When pressed, he said that real emergencies don’t happen that much. More often, the emergency is just a friend who wants to hang out. Ben said he doesn’t want to miss out on these good times but would like just for once to set a time and a place several hours in advance, then turn off his phone and rest his brain.

A deep thinking and very creative young man, Ben in his high school, pre-smart phone days once wrote a brilliant essay about the potato, in response to a writing prompt that asked him to describe which vegetable he’d most want as a travel companion. The essay probably required a relaxed mind and some mental space for Ben’s ideas to meander. A mind that is battered by constant pings and push messages does not have the delicious luxury of meditating on a potato.

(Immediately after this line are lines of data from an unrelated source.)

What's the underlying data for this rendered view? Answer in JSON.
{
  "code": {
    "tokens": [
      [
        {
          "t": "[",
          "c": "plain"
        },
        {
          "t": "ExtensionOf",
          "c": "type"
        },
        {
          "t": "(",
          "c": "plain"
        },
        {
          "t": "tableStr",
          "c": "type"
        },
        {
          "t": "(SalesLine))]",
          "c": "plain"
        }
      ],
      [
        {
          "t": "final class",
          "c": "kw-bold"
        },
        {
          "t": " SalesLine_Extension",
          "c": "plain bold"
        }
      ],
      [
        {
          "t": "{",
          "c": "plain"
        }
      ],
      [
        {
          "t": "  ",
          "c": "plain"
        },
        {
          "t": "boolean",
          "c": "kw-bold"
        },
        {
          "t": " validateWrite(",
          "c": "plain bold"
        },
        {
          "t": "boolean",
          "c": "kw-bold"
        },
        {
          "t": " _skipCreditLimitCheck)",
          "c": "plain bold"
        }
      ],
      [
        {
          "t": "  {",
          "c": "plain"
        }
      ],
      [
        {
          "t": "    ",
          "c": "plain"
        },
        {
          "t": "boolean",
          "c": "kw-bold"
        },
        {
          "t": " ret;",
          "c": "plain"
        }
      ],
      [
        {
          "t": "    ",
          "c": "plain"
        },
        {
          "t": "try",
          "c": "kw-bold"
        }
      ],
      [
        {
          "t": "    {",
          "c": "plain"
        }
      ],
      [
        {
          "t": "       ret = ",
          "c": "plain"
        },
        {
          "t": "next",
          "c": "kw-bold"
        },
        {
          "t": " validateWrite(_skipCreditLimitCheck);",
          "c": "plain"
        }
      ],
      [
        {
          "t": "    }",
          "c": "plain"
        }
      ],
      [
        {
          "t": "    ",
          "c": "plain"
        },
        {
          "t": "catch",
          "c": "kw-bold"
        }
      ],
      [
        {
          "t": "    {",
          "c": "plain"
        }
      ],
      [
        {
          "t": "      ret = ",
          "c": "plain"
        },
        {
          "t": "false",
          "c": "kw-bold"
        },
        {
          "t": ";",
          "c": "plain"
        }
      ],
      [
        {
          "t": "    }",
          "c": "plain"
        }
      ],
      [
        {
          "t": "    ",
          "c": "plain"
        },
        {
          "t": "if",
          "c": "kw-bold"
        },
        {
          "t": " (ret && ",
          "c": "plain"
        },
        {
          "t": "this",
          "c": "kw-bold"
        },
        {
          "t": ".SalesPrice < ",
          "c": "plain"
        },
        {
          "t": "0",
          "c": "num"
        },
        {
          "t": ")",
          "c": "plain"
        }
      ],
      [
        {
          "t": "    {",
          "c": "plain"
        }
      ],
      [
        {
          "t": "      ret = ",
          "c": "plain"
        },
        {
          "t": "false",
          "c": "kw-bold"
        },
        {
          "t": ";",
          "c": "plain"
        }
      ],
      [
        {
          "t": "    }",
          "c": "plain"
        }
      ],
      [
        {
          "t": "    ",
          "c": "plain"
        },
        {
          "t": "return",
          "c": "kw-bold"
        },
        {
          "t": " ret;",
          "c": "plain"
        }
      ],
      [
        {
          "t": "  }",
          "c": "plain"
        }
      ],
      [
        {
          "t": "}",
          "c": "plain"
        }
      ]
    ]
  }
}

Moreover, I think that these technology-enabled “connections” are artificial and false. It forces us to develop this online “stage presence,” in which throw out clever tweets and witty status updates to make ourselves appear cool. How much does this online, carefully managed image truly reflect who we are? I sometimes wonder if it robs us of the chance for the real intimacy that can only result when we spend long periods in the physical presence of loved ones and show them our unedited selves. That is a lot harder than hiding behind our smartphones.

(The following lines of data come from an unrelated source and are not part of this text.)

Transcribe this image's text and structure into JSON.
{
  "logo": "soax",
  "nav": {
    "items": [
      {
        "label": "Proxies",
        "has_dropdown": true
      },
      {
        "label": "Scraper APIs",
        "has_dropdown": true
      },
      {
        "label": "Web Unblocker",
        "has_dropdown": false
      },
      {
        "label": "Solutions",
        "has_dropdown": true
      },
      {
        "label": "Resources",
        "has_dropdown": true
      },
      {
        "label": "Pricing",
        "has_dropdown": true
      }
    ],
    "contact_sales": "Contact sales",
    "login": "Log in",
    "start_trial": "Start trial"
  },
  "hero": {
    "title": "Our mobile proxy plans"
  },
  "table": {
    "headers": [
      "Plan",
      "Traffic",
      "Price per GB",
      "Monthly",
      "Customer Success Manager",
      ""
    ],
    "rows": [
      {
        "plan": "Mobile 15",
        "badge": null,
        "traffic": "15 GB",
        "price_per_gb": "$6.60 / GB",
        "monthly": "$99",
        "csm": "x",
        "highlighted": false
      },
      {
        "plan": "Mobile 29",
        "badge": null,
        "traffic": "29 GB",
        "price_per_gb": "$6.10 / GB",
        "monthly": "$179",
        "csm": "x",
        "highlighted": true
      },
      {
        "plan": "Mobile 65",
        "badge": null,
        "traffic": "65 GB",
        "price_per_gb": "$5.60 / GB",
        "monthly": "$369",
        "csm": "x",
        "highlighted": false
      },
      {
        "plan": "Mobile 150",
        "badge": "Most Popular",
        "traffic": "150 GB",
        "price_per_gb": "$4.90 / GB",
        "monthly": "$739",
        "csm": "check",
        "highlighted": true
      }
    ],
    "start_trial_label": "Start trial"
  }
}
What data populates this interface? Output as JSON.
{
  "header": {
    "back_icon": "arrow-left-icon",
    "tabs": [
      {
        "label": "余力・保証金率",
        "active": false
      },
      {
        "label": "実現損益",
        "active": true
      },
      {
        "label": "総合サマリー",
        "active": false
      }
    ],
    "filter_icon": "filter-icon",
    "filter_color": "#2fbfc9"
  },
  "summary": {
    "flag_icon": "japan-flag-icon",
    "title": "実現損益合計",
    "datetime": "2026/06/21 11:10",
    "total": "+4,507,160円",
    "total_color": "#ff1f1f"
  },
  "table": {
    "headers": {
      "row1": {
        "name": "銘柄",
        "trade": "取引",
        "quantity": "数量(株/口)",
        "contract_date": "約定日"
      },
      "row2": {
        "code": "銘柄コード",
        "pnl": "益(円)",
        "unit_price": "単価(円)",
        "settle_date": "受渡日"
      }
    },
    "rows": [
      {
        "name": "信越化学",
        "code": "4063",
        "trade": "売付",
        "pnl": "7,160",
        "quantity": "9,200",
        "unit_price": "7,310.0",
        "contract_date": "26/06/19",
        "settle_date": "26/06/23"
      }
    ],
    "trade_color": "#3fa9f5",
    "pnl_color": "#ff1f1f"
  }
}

This morning I thought about how being constantly connected affects my own mind, which always has been easily distracted. Yesterday, as my family watched television, I had spent an entire afternoon being mentally absent, wandering through emails, Facebook and no less than seven games in “Words with Friends,” an online Scrabble-type pursuit.

Today I made an effort to avoid checking emails, Facebook or my Words With Friends opponents’ latest moves for a few hours. At 6 a.m. Bob and I watched several deer meander through our back yard, and we marveled at how they stood out against the green grass then disappeared into the dead leaves in the woods behind us. I listened as my aging father-in-law Gene talked wistfully about his experiences as a brash young salesman, and about writing his own obituary. I hugged my in-laws as they packed up for their plane ride home to California, and meditated on the blessing of having such a great family, on my husband’s side as well as my own. I helped John clean his trombone and listened to him play songs from his upcoming holiday concert. I looked out the window as I changed sheets and savored November’s bleak beauty, with the trees past their peak, the wilted chrysanthemums and the fleeting, muted sun.

It was a time to rediscover the pleasures of being unplugged.